In a study done in North America in 2017, 38% of employees don’t feel encouraged to take a lunch break, worrying that their bosses or fellow employees will feel that they’re not hardworking. But evidence suggests those lunch breaks are important:
…employees who take a lunch break are more likely to be satisfied with their job, and say they are as effective and efficient as they would like to be. This is consistent with other research, which shows that taking breaks from work is important for recovery – and adequate recovery is critical for top performance. Energy isn’t unlimited, and just as athletes have halftime to rest during a game, employees need to rest so they can do their best work. Taking a break in the middle of the day for lunch is a recovery period, allowing employees to come back refreshed and reinvigorated for the second half – as this research clearly shows.Jennifer Deal, Senior Research Scientist, Center for Effective Organizations, University of Southern California (USC)
It’s not just lunch breaks, too. Environments conducive to rest allow us to tinker more with different ideas, have casual conversations, and possibly come up with better solutions to our problems at work. Going back to Churchill’s Chequers estate, Larson wrote:
The house fostered an easier and more candid exchange of ideas and opinions, encouraged by the simple fact that everyone had left their offices behind and by a wealth of novel opportunities for conversation — climbs up Beacon and Coombe Hills, walks in the rose garden, rounds of croquet, and hands of bezique, further leavened by free-flowing champagne, whiskey, and brandy.

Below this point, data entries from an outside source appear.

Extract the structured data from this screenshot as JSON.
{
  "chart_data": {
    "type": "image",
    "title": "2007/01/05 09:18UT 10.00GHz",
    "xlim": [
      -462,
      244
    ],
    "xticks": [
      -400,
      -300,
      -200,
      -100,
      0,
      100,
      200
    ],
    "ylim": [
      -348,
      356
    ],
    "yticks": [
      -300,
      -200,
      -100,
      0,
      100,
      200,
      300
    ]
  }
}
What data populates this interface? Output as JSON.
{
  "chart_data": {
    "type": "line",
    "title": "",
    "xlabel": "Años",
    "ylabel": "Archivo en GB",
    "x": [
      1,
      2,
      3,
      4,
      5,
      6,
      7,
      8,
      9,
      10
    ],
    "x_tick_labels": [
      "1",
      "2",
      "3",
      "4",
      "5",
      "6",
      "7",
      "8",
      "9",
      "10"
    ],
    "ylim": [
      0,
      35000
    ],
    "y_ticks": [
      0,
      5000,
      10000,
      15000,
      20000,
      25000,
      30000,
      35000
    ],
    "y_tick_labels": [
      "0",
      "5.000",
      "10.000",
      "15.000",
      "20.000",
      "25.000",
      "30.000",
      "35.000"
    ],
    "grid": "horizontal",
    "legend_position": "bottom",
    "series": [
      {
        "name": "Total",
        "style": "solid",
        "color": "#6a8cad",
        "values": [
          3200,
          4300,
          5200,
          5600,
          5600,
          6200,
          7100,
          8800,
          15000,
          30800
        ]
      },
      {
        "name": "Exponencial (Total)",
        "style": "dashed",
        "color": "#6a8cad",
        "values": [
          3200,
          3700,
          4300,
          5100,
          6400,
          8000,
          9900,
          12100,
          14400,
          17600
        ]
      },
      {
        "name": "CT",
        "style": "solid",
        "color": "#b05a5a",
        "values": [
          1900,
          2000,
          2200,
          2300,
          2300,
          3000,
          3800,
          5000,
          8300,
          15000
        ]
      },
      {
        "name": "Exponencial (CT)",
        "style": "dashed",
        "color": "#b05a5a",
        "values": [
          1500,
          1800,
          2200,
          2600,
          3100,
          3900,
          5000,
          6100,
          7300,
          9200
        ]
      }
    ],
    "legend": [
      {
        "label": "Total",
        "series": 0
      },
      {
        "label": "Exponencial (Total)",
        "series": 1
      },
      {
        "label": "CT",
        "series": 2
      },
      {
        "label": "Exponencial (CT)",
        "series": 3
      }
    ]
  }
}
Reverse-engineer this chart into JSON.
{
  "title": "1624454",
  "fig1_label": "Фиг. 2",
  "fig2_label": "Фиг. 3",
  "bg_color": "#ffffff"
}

Structured rest or play is even more beneficial. Turning off work mode and turning on a completely different mode – in sports, arts, or another field – is a mark of the highest performers.
Scientists and members of the general public are about equally likely to have artistic hobbies, but scientists inducted into the highest national academic are much more likely to have avocations outside of their vocation. And those who have won the Nobel Prize are more likely still. Compared to other scientists, Nobel laureates are at least 22 times more likely to partake as an amateur actor, dancer, magician, or other type of performer. Nationally recognized scientists are much more likely than other scientists to be musicians, sculptors, painters, printmakers, woodworkers, mechanics, electronics tinkerers, glassblowers, poets, or writers, of both fiction and nonfiction. And, again, Nobel laureates are far more likely still.David Epstein from his book Range
And beyond these facts, what we need to remember is that rest also brings an improved quality in life. With ample time for rest, we’re able to have better relationships, more opportunities to follow our passions, learn and reflect about ourselves, and devote time to spirituality, charity, and service.
Especially with the consequences of today’s pandemic, few have the luxury of a country estate and its trimmings. Or even the privilege of affording a hobby or artistic pursuit. But many of us do have a choice.
When we choose time for rest and play in the days we work, we’re also choosing to be productive. When we choose time for rest and play, we’re choosing to care for ourselves.
A friend once told me that life isn’t a sprint; it’s a marathon. And if you’re running a marathon that typically lasts 60+ years, you need ways to manage your energy, passion, and drive to go on.
We shall not fail or falter; we shall not weaken or tire. Neither the sudden shock of battle, not the long-drawn trials of vigilance and exertion will wear us down. Give us the tools, and we will finish the job.Winston Churchill
Churchill, who died at 90 years old, can attest to the need for rest and recreation. By “taking time out”, he had the clarity and motivation to win a war.
If he could take time out, so could you.